Land-use Planning. Introduce stronger planning policies to support onshore wind, tidal, wave, solar and geothermal energy schemes, and help local planning authorities to make more consistent decisions. Give micro-renewables ‘permitted development’ status. Helping localities to make better decisions but one should be careful about forcing people to have developments in the locality that they do not want.
Land-use Planning. Everyone should live within walking distance of natural green space. This is very important in my view. I would go further mini green belts for every locality.
Taxes. We would make the cost of private cars more effectively mirror their environmental cost to wider society: Of course we should but how? Whatever we do we should do equally for all polluters. Motorists already pay far more for climate change than offices. How can we make motorists pay for perceived danger on our roads? And can we tally that with the danger that our government puts us in when it invades foreign countries.
Taxes. Discourage use of fossil fuels by bringing back the fuel duty escalator, increasing duty in real terms by 8% per annum and through a series of other measures in this manifesto. I said in the 1990s that the fuel duty escalator was doomed to fail because it was based on nothing but the desire to tax cars. There should not be any tax on petrol at all – by all means tax carbon, danger, pollution, even social severance but not petrol itself.
Taxes. Abolish car tax and replace it with a purchase tax on new cars that reflects their emissions. That way we would affect the types of car chosen at the time that matters, when they are bought new. People buy cars for all manner of reasons. As long as the environment is fully accounted for within the running cost people will take that into account. Research shows that a purchase tax of £1,560 will have a greater effect than an annual tax of £156 which in turn has a great effect than a weekly petrol tax of £3. (People notice lump sums more). On this basis we could send lifetime a climate offset bill to anyone who has a child.

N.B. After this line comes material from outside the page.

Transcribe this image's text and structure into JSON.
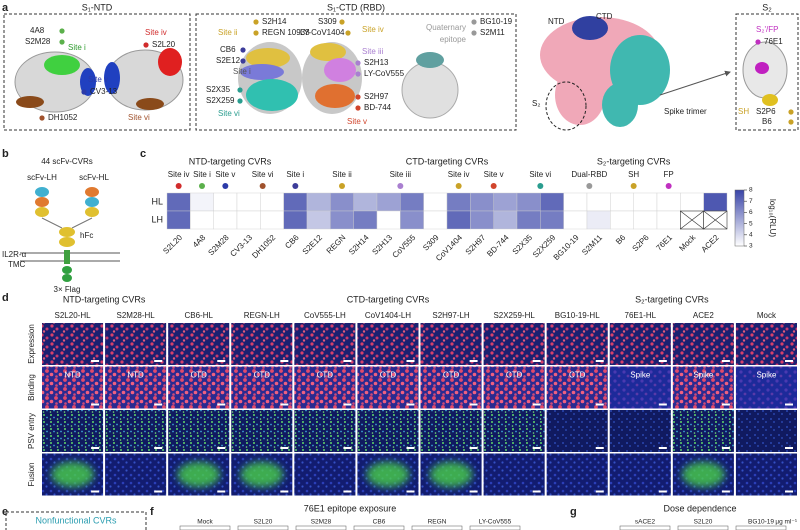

Taxes. We would reduce air travel by introducing a tax on aviation that reflects its full environmental costs. Failure to tax aviation fuel, and choosing not to levy VAT on tickets and aircraft, amounts to a subsidy worth around £10bn every year in Britain alone. • Totally correct in principle but it would be good if they had given us the details of how they plan to do it. Any duty that could be applied to aviation that took account of the lack of VAT and fuel tax would be useful as long as it did not conflict with international (American) law.
Taxes. Carbon quota for all. Everyone given their own quota and can buy or sell to others. I like this idea and would recommend it to run in parallel to a carbon tax (or even supplant it) if the computer system require could be built on time and to budget – government does not have a good record on this. Perhaps a credit card merchant could provide the service.
Local Government. Revive local government, with the introduction of proportional representation and with grassroots democracy spreading through the use of smaller community and district councils. Such authorities should have enhanced powers, and in due course new tax-raising powers. I cannot agree more. Sovereignty belongs to the people. If people pool part of their sovereignty for the common good then outside of the economy people look to their locality. Therefore I would say that local government may do what it likes as long as it does not affect the wider society.
Local government. Decentralise healthcare responsibility to local government, ensure that minimum service levels and national guidelines are provided to prevent a postcode lottery, and oppose further health service centralisation. I could not agree more. My county has the people and the money to its own health service.